Catalytically Enhanced Cas9 through Directed Protein Evolution

Abstract

The Clustered Regularly Interspaced Short Palindromic Repeat (CRISPR)-Cas9 system has found widespread applications in genome manipulations due to its simplicity and effectiveness. Significant efforts in enzyme engineering have been made to improve the CRISPR-Cas9 systems beyond their natural power with additional functionalities such as DNA modification, transcriptional regulation, and high target selectivity^1–10. Relatively less attention, however, has been paid to improving the catalytic efficiency of CRISPR-Cas9. Increased catalytic efficiency may be desired in applications where the currently available CRISPR-Cas9 tools are either ineffective^{4, 11–14} or of low efficiency such as with type II-C Cas9^15–18 or in non-mammals^{19, 20}. We describe a directed protein evolution method that enables selection of catalytically enhanced CRISPR-Cas9 variants (CECas9).
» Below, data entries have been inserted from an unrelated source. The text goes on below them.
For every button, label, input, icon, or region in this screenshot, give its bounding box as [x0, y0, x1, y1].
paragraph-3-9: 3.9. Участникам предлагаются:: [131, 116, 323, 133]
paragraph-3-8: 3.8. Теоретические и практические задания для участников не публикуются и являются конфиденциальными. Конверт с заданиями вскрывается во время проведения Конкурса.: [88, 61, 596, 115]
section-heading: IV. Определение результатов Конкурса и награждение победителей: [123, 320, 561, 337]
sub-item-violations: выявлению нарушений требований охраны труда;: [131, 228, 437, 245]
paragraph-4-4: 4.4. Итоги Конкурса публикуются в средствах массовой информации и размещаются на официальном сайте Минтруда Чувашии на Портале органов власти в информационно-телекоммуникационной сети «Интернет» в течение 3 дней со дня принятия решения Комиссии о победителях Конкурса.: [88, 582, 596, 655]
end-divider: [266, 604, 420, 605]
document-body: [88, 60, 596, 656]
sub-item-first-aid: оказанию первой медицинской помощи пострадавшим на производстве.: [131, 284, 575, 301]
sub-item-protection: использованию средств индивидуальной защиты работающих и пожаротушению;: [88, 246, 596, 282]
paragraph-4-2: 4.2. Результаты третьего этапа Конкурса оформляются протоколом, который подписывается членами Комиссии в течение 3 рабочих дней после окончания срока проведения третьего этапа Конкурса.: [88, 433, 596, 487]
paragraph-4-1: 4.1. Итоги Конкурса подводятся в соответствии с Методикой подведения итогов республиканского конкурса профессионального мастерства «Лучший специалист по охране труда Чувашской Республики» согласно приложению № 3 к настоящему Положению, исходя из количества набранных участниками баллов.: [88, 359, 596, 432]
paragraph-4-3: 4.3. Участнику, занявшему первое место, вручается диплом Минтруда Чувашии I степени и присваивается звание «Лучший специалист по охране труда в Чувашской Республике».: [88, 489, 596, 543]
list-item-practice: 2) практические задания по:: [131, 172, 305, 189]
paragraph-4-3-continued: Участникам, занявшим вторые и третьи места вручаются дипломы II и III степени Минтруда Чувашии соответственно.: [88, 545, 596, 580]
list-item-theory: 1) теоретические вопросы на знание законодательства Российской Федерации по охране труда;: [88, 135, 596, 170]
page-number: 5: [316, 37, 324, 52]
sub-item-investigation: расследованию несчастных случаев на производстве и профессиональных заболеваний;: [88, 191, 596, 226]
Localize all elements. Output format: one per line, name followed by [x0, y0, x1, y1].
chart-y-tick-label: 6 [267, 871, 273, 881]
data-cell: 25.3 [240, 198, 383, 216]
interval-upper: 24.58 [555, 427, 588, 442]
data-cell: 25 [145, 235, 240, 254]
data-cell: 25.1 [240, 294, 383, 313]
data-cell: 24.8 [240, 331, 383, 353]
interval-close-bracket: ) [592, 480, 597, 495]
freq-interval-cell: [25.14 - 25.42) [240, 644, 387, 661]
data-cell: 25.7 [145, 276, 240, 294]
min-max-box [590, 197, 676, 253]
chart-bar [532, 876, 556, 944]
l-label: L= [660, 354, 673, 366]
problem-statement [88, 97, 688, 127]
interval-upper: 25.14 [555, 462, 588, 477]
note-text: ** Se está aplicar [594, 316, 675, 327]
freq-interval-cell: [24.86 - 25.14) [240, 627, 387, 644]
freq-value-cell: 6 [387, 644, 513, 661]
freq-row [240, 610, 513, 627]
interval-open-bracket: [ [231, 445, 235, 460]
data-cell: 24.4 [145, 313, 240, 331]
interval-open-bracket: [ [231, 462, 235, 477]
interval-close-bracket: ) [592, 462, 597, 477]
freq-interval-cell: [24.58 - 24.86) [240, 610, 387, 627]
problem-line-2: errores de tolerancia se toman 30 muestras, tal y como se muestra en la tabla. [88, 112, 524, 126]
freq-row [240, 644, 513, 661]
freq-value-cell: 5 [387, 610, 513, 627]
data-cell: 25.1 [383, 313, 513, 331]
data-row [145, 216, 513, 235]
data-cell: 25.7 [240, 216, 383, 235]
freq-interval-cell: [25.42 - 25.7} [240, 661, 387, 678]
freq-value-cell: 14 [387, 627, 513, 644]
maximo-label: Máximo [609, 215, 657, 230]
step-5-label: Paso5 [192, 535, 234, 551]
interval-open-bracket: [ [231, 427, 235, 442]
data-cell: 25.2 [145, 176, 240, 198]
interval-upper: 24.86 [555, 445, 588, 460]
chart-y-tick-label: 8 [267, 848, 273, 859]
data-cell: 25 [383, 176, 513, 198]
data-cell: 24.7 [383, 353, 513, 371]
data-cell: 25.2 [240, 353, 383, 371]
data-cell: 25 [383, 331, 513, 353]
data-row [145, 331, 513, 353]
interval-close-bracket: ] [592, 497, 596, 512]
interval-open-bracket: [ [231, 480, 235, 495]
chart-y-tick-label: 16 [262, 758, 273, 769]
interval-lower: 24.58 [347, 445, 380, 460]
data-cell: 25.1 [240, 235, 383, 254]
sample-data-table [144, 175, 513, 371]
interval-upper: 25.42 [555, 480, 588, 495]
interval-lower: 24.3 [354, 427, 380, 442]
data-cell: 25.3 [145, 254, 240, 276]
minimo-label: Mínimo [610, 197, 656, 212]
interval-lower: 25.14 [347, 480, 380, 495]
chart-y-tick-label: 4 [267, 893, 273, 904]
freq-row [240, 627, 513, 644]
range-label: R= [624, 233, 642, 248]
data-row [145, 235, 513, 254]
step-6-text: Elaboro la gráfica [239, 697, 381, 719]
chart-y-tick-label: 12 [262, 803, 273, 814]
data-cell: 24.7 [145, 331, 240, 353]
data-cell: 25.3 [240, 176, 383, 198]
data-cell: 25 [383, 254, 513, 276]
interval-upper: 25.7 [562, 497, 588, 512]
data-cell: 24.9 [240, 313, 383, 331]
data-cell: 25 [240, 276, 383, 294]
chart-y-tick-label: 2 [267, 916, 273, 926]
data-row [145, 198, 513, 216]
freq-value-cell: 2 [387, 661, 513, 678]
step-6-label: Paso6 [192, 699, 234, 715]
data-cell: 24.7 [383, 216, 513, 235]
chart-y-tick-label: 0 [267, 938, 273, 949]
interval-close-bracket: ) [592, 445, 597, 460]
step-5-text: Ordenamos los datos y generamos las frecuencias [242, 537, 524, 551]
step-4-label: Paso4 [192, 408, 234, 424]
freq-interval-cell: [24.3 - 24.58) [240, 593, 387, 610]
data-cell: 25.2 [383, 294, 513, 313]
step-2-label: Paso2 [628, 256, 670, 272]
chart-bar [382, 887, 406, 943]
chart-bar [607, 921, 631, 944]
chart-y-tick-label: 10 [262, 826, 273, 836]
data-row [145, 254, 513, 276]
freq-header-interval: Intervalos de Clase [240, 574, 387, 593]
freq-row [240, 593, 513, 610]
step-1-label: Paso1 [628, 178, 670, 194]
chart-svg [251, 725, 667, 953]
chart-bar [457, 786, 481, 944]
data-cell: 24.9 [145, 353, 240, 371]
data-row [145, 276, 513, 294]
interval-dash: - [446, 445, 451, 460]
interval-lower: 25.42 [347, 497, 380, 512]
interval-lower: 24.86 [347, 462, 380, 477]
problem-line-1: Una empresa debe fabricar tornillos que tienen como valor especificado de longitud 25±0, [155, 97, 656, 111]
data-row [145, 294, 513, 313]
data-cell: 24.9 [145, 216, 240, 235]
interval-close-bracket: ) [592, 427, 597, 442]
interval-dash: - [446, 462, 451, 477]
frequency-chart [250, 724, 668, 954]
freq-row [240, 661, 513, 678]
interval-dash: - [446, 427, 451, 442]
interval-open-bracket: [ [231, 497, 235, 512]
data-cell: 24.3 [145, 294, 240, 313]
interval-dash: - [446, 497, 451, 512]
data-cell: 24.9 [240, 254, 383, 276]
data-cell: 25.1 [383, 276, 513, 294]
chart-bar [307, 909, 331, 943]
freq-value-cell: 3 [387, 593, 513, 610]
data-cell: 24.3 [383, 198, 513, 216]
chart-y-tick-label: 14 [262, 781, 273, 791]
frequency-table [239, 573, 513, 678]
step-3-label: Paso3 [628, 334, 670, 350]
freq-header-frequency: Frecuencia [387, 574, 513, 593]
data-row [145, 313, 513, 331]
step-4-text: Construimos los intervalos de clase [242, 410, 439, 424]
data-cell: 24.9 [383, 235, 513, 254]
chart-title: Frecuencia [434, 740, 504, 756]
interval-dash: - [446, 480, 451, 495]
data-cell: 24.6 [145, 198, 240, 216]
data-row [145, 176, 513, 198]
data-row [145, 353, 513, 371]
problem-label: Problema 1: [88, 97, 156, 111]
We demonstrate the effectiveness of this method with a previously characterized Type IIC Cas9 from Acidothermus cellulolyticus (AceCas9) with up to 4-fold improvement of in vitro catalytic efficiency, as well as the widely used Streptococcus pyogenes Cas9 (SpyCas9), which showed a 2-fold increase in homology directed repair (HDR)-based gene insertion in human colon cancer cells.